A review of 400 studies shows all types of pesticides are harmful to soil biodiversity
Soil health hinges on robust communities of soil bacteria and insects. However, a recent science review published in Frontiers in Environmental Science shows that pesticides sprayed both above and below ground are dramatically reducing soil biodiversity. Covering 400 studies that included responses of 275 unique species including earthworms, beetles, ants, and ground nesting bees, this review found that in 71% of cases, pesticide use negatively impacted soil invertebrates, and pesticides of all types that are currently registered for agricultural use were found to be harmful. “By pesticide type, 74.9% of tested parameters were negatively affected by insecticides, 63.2% by herbicides, 71.4% by fungicides, 57.7% by bactericides, and 56.4% by pesticide mixtures.” This study is the first comprehensive review to explore the direct connection between soil invertebrates and the impacts that pesticides can have on their communities.

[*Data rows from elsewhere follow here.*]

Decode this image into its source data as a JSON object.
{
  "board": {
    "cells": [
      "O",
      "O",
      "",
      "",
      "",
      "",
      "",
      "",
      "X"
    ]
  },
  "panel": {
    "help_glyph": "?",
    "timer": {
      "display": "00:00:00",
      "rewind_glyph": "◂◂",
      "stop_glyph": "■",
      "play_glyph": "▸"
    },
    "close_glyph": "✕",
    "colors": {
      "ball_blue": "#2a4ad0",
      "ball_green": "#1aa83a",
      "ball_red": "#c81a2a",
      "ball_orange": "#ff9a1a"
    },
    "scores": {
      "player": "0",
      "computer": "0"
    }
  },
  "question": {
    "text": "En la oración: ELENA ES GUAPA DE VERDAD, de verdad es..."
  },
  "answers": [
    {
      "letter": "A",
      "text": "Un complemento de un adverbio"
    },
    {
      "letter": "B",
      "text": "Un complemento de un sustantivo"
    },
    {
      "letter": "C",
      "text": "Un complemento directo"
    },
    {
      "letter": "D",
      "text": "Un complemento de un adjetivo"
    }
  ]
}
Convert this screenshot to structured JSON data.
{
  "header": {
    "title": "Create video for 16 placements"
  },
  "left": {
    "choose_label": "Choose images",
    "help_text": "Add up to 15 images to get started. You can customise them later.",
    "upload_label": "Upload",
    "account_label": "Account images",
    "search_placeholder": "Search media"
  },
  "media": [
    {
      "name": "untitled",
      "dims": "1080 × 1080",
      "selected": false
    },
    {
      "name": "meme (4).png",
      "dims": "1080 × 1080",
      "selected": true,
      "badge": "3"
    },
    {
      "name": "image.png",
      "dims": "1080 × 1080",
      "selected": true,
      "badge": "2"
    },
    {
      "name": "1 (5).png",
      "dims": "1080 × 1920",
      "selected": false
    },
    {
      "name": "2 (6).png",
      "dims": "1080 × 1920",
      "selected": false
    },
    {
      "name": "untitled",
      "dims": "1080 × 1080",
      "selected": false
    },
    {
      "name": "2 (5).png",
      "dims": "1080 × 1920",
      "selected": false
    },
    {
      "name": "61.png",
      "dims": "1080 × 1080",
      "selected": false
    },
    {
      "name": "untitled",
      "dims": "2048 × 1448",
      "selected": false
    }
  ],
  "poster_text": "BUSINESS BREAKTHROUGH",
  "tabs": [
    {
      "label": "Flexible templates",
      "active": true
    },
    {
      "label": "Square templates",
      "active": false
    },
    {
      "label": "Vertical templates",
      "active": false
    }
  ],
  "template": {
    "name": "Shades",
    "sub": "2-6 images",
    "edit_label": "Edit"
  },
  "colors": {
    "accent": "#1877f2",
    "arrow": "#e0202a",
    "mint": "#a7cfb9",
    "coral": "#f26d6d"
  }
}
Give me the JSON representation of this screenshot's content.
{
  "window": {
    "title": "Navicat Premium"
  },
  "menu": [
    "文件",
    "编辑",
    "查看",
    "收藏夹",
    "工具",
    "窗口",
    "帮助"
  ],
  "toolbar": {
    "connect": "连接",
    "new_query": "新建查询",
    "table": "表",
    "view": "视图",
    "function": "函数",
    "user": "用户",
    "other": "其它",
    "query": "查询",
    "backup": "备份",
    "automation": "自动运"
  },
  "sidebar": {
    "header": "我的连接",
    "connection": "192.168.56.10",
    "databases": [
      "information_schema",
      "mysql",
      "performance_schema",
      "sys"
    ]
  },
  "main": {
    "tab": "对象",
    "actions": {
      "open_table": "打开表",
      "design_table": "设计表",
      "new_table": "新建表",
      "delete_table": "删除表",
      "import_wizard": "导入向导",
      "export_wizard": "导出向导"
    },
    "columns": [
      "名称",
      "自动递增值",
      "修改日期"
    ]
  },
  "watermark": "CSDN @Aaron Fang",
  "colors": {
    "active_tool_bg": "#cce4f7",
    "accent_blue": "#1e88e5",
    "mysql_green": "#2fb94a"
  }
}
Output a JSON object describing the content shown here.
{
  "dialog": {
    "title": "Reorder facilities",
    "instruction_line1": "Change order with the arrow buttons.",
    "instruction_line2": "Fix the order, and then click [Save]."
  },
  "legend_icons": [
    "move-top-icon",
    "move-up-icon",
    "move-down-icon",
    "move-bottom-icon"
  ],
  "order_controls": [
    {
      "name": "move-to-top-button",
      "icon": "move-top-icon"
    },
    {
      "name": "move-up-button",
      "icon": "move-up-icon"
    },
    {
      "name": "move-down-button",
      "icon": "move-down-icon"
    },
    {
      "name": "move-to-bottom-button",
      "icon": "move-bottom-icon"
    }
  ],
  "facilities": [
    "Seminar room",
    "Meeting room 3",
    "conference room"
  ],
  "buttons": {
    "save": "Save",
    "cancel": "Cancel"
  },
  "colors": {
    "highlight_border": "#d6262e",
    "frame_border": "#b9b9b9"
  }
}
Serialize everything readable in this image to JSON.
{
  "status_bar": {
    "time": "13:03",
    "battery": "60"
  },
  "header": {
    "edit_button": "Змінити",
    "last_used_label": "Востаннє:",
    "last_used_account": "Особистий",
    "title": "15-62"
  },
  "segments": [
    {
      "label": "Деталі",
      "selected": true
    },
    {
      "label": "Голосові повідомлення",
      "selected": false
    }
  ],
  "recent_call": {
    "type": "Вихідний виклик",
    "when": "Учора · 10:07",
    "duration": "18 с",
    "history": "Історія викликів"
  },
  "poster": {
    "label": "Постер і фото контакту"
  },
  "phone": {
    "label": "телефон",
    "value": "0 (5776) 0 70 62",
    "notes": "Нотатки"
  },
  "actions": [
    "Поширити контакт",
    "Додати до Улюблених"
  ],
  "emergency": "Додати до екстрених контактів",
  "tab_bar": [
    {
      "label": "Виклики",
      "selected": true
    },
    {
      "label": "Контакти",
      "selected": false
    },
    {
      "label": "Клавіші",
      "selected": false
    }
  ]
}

This work is critical for several reasons:
1) There is much discussion in the scientific community about an ‘insect apocalypse” and how this threatens critical ecosystem function that human success relies upon, and this work reveals that pesticide use contributes to the widespread decline of insects,
2) This works shows pesticide use must be reduced to utilize agricultural soils as a carbon sink to help fight climate change, because healthier soil stores more carbon and healthy soil requires below ground biodiversity,
3) The U.S. EPA (Environmental Protection Agency) does not currently include impacts on soil biology in its risk assessments of pesticides, but this work shows that environmental impacts of pesticides include harm to soil life. Therefore, future risk assessments should include these parameters in their measurements, and
4) The implications of this review are that organic farming, which uses fewer and less toxic chemicals and only as a last resort, helps protect insects above and below ground, supporting soil health and overall ecosystem function.